En Angleterre elle-même, sur une base française évidemment puisque la construction du royaume anglais s’est faite à partir de l’héritage normand, il est bien difficile de parler d’un modèle français. On pourrait, bien sûr, soutenir que le law french a été la langue juridique du royaume pendant le Moyen Âge (son usage ne sera interdit devant les tribunaux qu’à partir du 25 mars 1733), mais le français était aussi la langue de la cour ; on pourrait démontrer que la juridiction du chancelier découle du droit canonique, que la notion d’equity doit tout au jus commune européen et que le droit commercial est en fait du droit romain.
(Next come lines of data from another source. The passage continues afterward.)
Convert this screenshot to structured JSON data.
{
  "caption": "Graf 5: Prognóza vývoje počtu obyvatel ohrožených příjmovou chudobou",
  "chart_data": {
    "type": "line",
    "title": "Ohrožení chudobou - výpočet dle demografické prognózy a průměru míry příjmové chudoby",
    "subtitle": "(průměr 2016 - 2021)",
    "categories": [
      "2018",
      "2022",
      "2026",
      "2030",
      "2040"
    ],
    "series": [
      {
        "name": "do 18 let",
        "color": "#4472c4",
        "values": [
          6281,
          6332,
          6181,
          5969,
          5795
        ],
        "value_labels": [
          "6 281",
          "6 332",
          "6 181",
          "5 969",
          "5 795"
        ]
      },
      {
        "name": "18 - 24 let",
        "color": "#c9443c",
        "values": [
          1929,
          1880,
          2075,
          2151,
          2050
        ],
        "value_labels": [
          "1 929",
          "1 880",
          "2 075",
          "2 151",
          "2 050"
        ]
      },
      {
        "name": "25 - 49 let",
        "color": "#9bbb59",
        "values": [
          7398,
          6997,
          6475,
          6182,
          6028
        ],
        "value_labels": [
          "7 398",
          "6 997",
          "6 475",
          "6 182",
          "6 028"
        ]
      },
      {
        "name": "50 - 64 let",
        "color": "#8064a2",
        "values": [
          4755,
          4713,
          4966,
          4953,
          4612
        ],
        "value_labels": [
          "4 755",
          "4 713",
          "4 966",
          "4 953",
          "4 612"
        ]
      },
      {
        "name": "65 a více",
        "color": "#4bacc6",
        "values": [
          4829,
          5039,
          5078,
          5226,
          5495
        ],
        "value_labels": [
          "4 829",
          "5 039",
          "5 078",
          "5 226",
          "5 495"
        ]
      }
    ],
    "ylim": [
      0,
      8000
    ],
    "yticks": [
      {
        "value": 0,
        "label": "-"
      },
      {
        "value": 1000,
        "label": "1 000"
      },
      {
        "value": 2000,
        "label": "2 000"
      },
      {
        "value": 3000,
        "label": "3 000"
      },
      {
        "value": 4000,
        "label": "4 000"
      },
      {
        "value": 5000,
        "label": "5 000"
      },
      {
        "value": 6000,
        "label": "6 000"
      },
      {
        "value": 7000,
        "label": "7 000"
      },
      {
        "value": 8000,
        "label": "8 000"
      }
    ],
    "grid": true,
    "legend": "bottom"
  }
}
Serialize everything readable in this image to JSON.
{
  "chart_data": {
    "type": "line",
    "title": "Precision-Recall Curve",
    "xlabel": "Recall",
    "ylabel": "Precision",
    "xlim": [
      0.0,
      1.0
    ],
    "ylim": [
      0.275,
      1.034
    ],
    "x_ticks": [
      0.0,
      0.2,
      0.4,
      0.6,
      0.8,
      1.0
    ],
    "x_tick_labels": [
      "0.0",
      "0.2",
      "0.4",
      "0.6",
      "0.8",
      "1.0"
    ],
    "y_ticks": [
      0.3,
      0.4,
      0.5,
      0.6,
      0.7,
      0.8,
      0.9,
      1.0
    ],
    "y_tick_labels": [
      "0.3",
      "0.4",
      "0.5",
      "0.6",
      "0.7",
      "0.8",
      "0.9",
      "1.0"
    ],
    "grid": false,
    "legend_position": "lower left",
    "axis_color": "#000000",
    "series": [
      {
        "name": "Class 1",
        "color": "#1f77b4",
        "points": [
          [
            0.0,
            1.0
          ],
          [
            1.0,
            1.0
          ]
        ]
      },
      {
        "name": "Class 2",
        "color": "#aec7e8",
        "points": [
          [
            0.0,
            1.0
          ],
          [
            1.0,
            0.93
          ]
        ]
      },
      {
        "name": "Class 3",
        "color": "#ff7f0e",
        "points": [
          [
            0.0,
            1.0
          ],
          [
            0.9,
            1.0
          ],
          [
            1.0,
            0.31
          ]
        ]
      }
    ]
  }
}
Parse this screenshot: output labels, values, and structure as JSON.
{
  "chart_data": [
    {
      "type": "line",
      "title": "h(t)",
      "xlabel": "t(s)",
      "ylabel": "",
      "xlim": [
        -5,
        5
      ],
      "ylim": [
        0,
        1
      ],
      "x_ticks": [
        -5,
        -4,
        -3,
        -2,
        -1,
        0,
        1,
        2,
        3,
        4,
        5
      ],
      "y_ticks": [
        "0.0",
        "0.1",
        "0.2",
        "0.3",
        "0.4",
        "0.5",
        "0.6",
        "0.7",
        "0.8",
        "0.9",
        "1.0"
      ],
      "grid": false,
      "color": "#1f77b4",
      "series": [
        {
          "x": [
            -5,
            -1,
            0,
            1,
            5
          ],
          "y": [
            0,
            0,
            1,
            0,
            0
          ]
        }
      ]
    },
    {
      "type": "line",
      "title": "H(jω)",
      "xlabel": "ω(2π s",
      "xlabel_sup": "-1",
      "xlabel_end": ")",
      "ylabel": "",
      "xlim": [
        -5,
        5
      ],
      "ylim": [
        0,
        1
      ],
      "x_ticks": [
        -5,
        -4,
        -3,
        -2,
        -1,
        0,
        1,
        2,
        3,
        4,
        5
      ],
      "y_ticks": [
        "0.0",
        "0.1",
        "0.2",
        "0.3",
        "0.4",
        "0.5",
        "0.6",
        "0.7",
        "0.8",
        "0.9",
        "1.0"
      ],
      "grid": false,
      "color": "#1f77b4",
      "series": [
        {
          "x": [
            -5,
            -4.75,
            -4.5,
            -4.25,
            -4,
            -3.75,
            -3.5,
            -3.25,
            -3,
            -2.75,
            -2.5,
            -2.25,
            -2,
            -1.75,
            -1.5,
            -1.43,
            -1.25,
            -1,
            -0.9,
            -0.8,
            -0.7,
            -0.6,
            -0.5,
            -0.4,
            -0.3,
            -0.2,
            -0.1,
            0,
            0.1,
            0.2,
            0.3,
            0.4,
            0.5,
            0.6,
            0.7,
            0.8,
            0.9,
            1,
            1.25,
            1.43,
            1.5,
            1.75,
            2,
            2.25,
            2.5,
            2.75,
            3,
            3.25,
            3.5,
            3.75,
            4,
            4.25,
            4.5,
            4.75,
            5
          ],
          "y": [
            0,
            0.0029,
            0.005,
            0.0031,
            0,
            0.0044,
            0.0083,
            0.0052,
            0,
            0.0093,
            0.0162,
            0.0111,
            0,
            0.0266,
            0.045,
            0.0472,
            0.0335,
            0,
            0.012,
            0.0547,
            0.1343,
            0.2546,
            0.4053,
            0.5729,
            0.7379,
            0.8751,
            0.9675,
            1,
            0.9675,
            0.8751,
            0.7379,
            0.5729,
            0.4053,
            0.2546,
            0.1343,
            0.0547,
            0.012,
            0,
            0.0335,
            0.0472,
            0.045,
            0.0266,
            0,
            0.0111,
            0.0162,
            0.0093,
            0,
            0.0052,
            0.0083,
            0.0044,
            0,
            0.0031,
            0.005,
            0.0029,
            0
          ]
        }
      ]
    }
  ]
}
Il suffirait, pour cela, d’insister sur l’origine normande de la construction insulaire. On note aussi, cependant, une traduction de Domat due à W. Strahan en 1722 et un regard accordé à Pothier. Le Code civil a exercé une influence indirecte sur le droit anglais, par exemple en matière de servitudes, tel que le signale Gale en 1839 dans son ouvrage Easements (« Servitudes »). Mais, même lorsque cette influence a eu lieu, elle a été très vite gommée : dès la fin du xixe siècle, les traités de droit anglais font disparaître toutes les références qui pouvaient subsister à Pothier et au Code civil.
En Écosse, les choses sont à peine différentes. En 1829, Bell, dans ses Principles of the law of Scotland (et il en allait de même dans ses Commentaries quelque temps auparavant), cite non seulement Domat et Pothier, mais aussi des articles du Code civil. Mais la technique de plaidoirie, essentiellement orale, pousse ici aussi à un abandon de l’influence doctrinale étrangère et particulièrement, dans le cas qui nous intéresse, française.